To accurately assess the knowledge, attitudes and perceptions of the elderly, health workers and youth, I thus led the team using a mixed method assessment of quantitative surveys via U-report and a series of focus group discussions with each of the three groups. These were then used to inform programmatic recommendations.
A detailed policy brief with policy and programmatic recomendations were presented to the Ministry of Health and UNICEF Eswatini, advocacy meetings to present evidence-based key recommendations to Regional Stakeholders and Health Promotion Board, sensitisation meetings with Regional leaders to activate social mobilisers in different regions, and involving over a dozen youth stakeholders in regular steering Committee meetings to ensure strategy alignment, sharing of resources and training facilitators and champions to create a community-led campaign for Eswatini—were outcomes of the six-week deployment.
On my birthday, as I turned 35 in Eswatini, I received a voice note from a mentor who said, “Although this might feel like a huge sacrifice, I know it’ll become a huge gift back to you.”
He knew, that to be in Eswatini, I had missed my firstborn’s 5th birthday, her first day at school, my own birthday and the Lunar New Year.
With uncanny coincidence, I was invited to train 80 rural health mobilisers from cross-sectoral organisations on my birthday. As I taught, implementing and exercising the skills I had gained over the years, I discovered that I was indeed gifted with the memorable opportunity not only to serve, but to receive the gift of identity and calling.
As I looked back, I treasured the opportunity to confront my initial fears, to step out in spite of it, and to work out the why of my life—to serve others. I learnt that courage is not the absence of fear, but walking in spite of it. Faith is not the absence of uncertainty, but stepping out in spite of it.
Our lives, when lived showing up to our fears and uncertainties, become lives lived true to our innermost callings.
As Susan David says, “Discomfort is the admission price to a meaningful life.”
On the last day of my time in Eswatini, my neighbour in Singapore, unaware that it was the final day of my stint, sent me a photo. It was a sunflower, planted as a seed by my daughters before I had left, which had chosen to bloom on my last day in Africa.
It spoke to me, that what we sow in tears, will be reaped with joy.
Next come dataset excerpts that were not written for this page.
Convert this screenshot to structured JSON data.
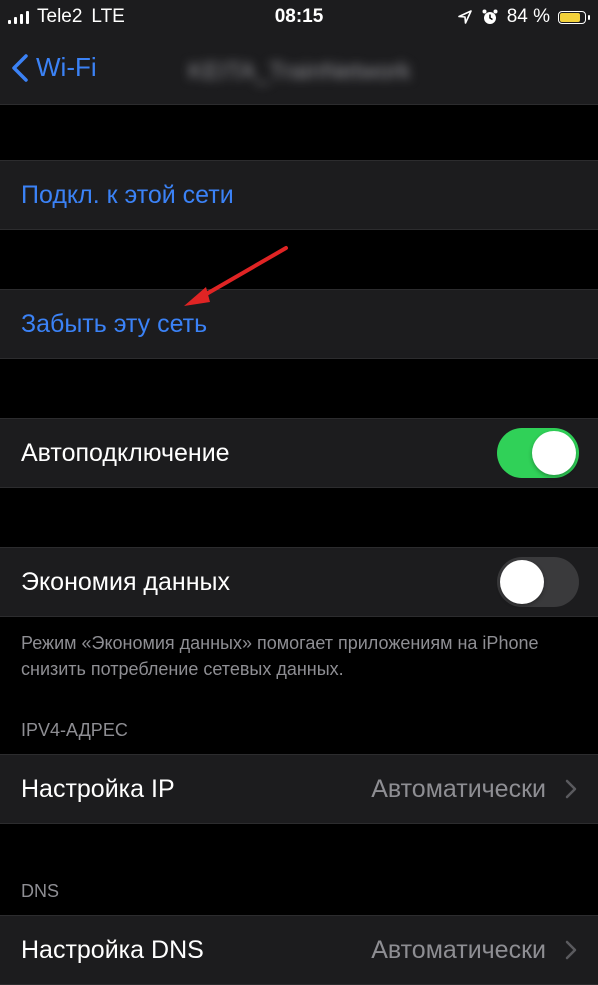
{
  "status_bar": {
    "carrier": "Tele2",
    "network": "LTE",
    "time": "08:15",
    "battery_percent": "84 %",
    "battery_level": 0.84,
    "icons": [
      "location-arrow-icon",
      "alarm-icon",
      "battery-icon",
      "signal-bars-icon"
    ]
  },
  "nav": {
    "back_label": "Wi-Fi",
    "network_name": "KEITA_TrainNetwork"
  },
  "rows": {
    "join": "Подкл. к этой сети",
    "forget": "Забыть эту сеть",
    "auto_join": "Автоподключение",
    "low_data": "Экономия данных",
    "configure_ip": "Настройка IP",
    "configure_ip_value": "Автоматически",
    "configure_dns": "Настройка DNS",
    "configure_dns_value": "Автоматически"
  },
  "toggles": {
    "auto_join_on": true,
    "low_data_on": false
  },
  "footnote": "Режим «Экономия данных» помогает приложениям на iPhone снизить потребление сетевых данных.",
  "sections": {
    "ipv4": "IPV4-АДРЕС",
    "dns": "DNS"
  },
  "colors": {
    "accent": "#3b82f6",
    "toggle_on": "#30d158",
    "annotation_arrow": "#e02424",
    "battery": "#f2d13b"
  }
}
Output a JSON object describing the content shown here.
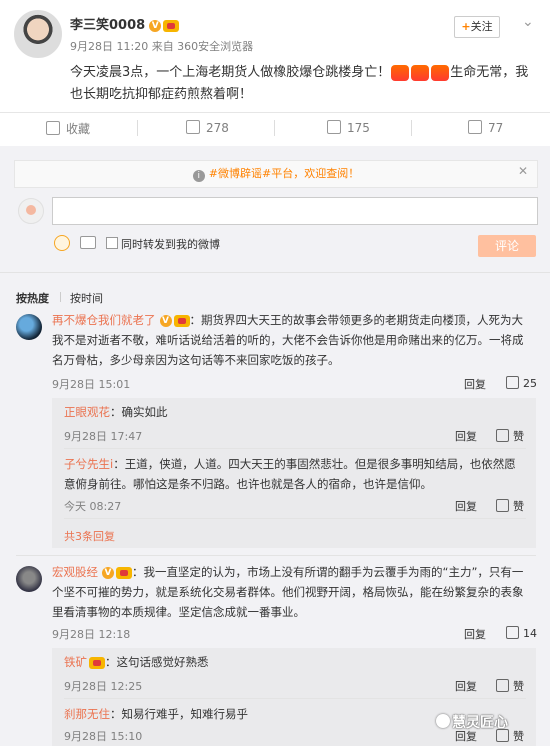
{
  "post": {
    "author": "李三笑0008",
    "meta": "9月28日 11:20 来自 360安全浏览器",
    "follow_label": "关注",
    "text_1": "今天凌晨3点，一个上海老期货人做橡胶爆仓跳楼身亡！",
    "text_2": "生命无常，我也长期吃抗抑郁症药煎熬着啊！"
  },
  "actions": {
    "collect": "收藏",
    "forward": "278",
    "comment": "175",
    "like": "77"
  },
  "notice": {
    "text": "#微博辟谣#平台，欢迎查阅！"
  },
  "composer": {
    "checkbox_label": "同时转发到我的微博",
    "submit_label": "评论"
  },
  "sort": {
    "hot": "按热度",
    "time": "按时间"
  },
  "comments": [
    {
      "user": "再不爆仓我们就老了",
      "text": "：期货界四大天王的故事会带领更多的老期货走向楼顶，人死为大我不是对逝者不敬，难听话说给活着的听的，大佬不会告诉你他是用命赌出来的亿万。一将成名万骨枯，多少母亲因为这句话等不来回家吃饭的孩子。",
      "time": "9月28日 15:01",
      "reply": "回复",
      "likes": "25",
      "replies": [
        {
          "user": "正眼观花",
          "text": "：确实如此",
          "time": "9月28日 17:47",
          "reply": "回复",
          "likes": "赞"
        },
        {
          "user": "子兮先生i",
          "text": "：王道，侠道，人道。四大天王的事固然悲壮。但是很多事明知结局，也依然愿意俯身前往。哪怕这是条不归路。也许也就是各人的宿命，也许是信仰。",
          "time": "今天 08:27",
          "reply": "回复",
          "likes": "赞"
        }
      ],
      "more": "共3条回复"
    },
    {
      "user": "宏观股经",
      "text": "：我一直坚定的认为，市场上没有所谓的翻手为云覆手为雨的“主力”，只有一个坚不可摧的势力，就是系统化交易者群体。他们视野开阔，格局恢弘，能在纷繁复杂的表象里看清事物的本质规律。坚定信念成就一番事业。",
      "time": "9月28日 12:18",
      "reply": "回复",
      "likes": "14",
      "replies": [
        {
          "user": "铁矿",
          "text": "：这句话感觉好熟悉",
          "time": "9月28日 12:25",
          "reply": "回复",
          "likes": "赞"
        },
        {
          "user": "刹那无住",
          "text": "：知易行难乎，知难行易乎",
          "time": "9月28日 15:10",
          "reply": "回复",
          "likes": "赞"
        }
      ]
    }
  ],
  "watermark": "慧灵匠心"
}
I learnt, that when we do the hard work of clarifying our values, when we give wholly of ourselves to others, whatever we perceived as loss in pursuit of our goals, becomes received back as gifts back to us.
And perhaps the greatest gift of all, is the gift of identity.
or when we discover the “why” of what we do, then go ahead and do what we do in spite of our fears, anxieties and circumstances, we live the lives we were always meant to live, to fulfill our true calling.